Marge Hurlburt (December 30, 1914 – July 4, 1947) was an American aviator who flew with the Women Airforce Service Pilots (WASP) during World War II and set a women's international air speed record in 1947.

==Biography==
Margaret M. "Marge" Hurlburt was born and lived in Painesville, Ohio. She graduated from Bowling Green State University in 1938 and went on to teach school in Ohio. In the early 1940s, she took up flying at the airport in Willoughby, Ohio.

The pioneering aviator Jacqueline Cochran recruited her into the Women's Air Service Pilots (WASP) in 1943. Between 1943 and 1945, she ferried aircraft around the country and towed targets for gunners, flying C-60s, B-24s, and B-17s.

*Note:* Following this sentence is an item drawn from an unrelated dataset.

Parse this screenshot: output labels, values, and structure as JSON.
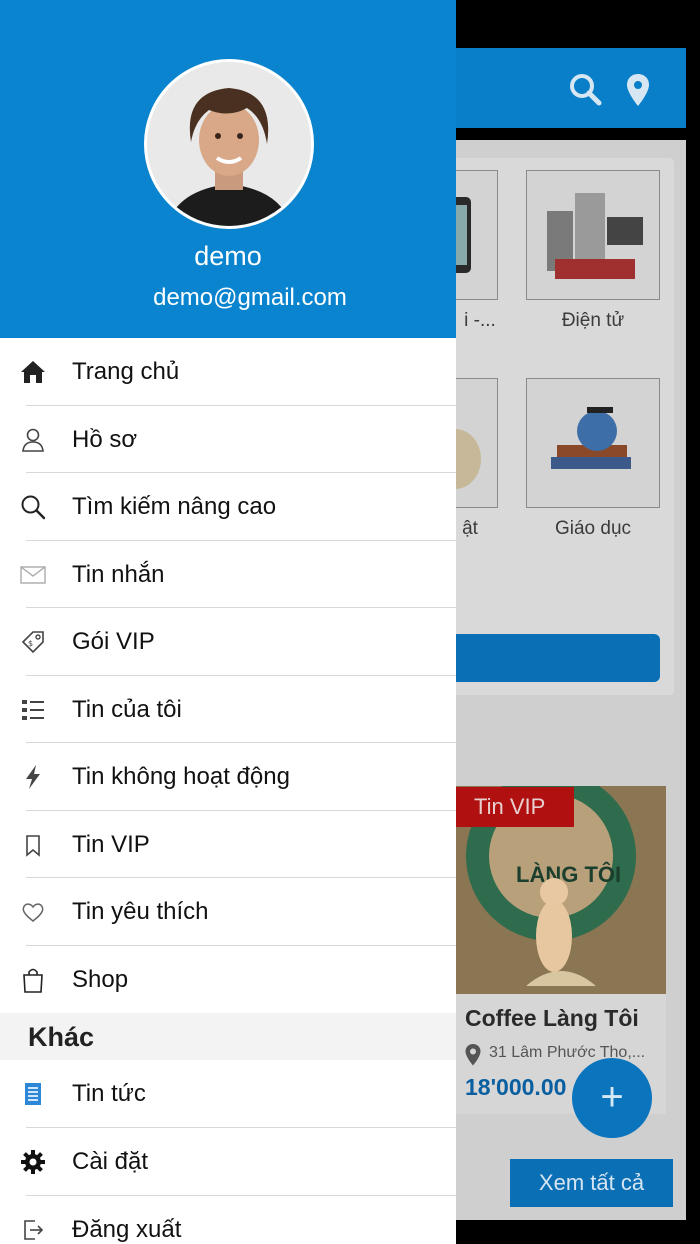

After the war, she obtained her rating as a flight instructor and worked at the Willoughby airfield, where she began learning aerobatics in the AT-6 aircraft. Not long afterwards, she won the top prize at the women's Halle Trophy Race at the Cleveland Air Races.

In 1947, Hurlburt set a new international women's flight-speed record of 337 miles per hour, besting the previous women's record of 292.27 mph set by Cochran a decade earlier. She set the record in a loaned FG-1 Corsair. Following her record-setting flight, the media dubbed her "Queen of the Air".

During this period, she served on the board of directors of the Professional Race Pilots Association, representing the interests of female pilots.

That same year, she joined the Flying Tigers aerial circus to raise money for a midget racer she was designing known as the "Hurlburt Hurricane". Only a few days later, she was taking part in an air show at Decorah, Iowa, in a borrowed AT-6, when her aircraft crashed during a slow roll, killing her instantly. The International Women's Air & Space Museum holds some artifacts from her life.